With that, my smile disappears, and my appetite goes with it. I guess we’re having this conversation now. “Um, actually, I have to tell you something.”
He sets down his plate and leans against the counter, giving me his full attention. “Yes?”
“I, uh . . . I got fired, actually,” I mutter, my cheeks flushing hot with embarrassment. “Spencer got the promotion—surprise, surprise—and I ended up on the chopping block.”
It takes a good long moment and a few cleansing breaths before I have the guts to look up from my plate and gauge Wolfie’s reaction. His frown is dark, both sympathy and frustration etched on his handsome face.
With a grunt, he folds his arms over his bare chest and shakes his head. “What a load of bullshit. That dude is a lazy prick.”

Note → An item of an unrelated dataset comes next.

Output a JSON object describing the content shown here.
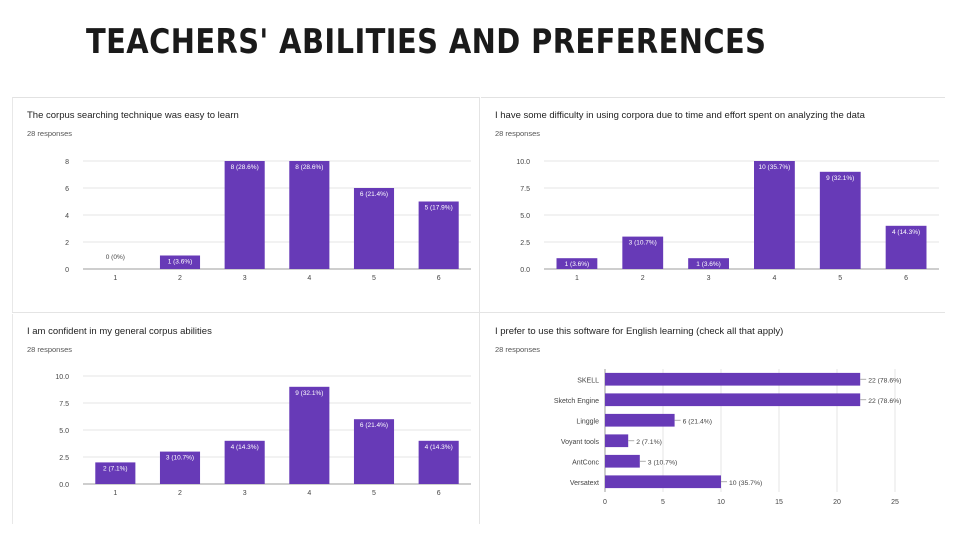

“Tell me about it.” I sigh, reaching for the creamer and adding another generous splash to my coffee. Anything to sweeten the bitterness of the situation.
“Well, you’ll find something better,” he says, his voice level and certain. “There’s got to be a thousand jobs in this city for someone as smart as you.”
Wolfie sounds so sure, so convinced about this, for a second I actually believe him. But then I remember the fruitless hours I spent scrolling through job search sites last night before he arrived, and my confidence drains again.
I lift a shoulder, drawing lazy circles in my coffee with my spoon and watching as it turns from light brown to a creamy tan. “I know I’ll find something eventually, but right now, I just feel so disposable.”
“You’re not disposable,” he growls. “Not even close. You deserve a job where your talent is recognized. I can take a look at your résumé, if it would help.”
“Or you could just find a job for me?” I offer him a weak smile. “Can that be part of the whole winning me back thing too?”
Wolfie shakes his head. “No way, babe. You don’t need me for that. This is your career. You can do this on your own. And I know you will.”
His confidence in me is inspiring.
I sigh, then bite into an extra-crispy piece of bacon to keep myself from arguing about this. I know he’s right, even if I don’t want him to be.
Just like I can’t solve all his problems, he can’t solve all of mine. But we can be there for each other. I guess that’s the silver lining in all of this. I won’t have to go through it alone.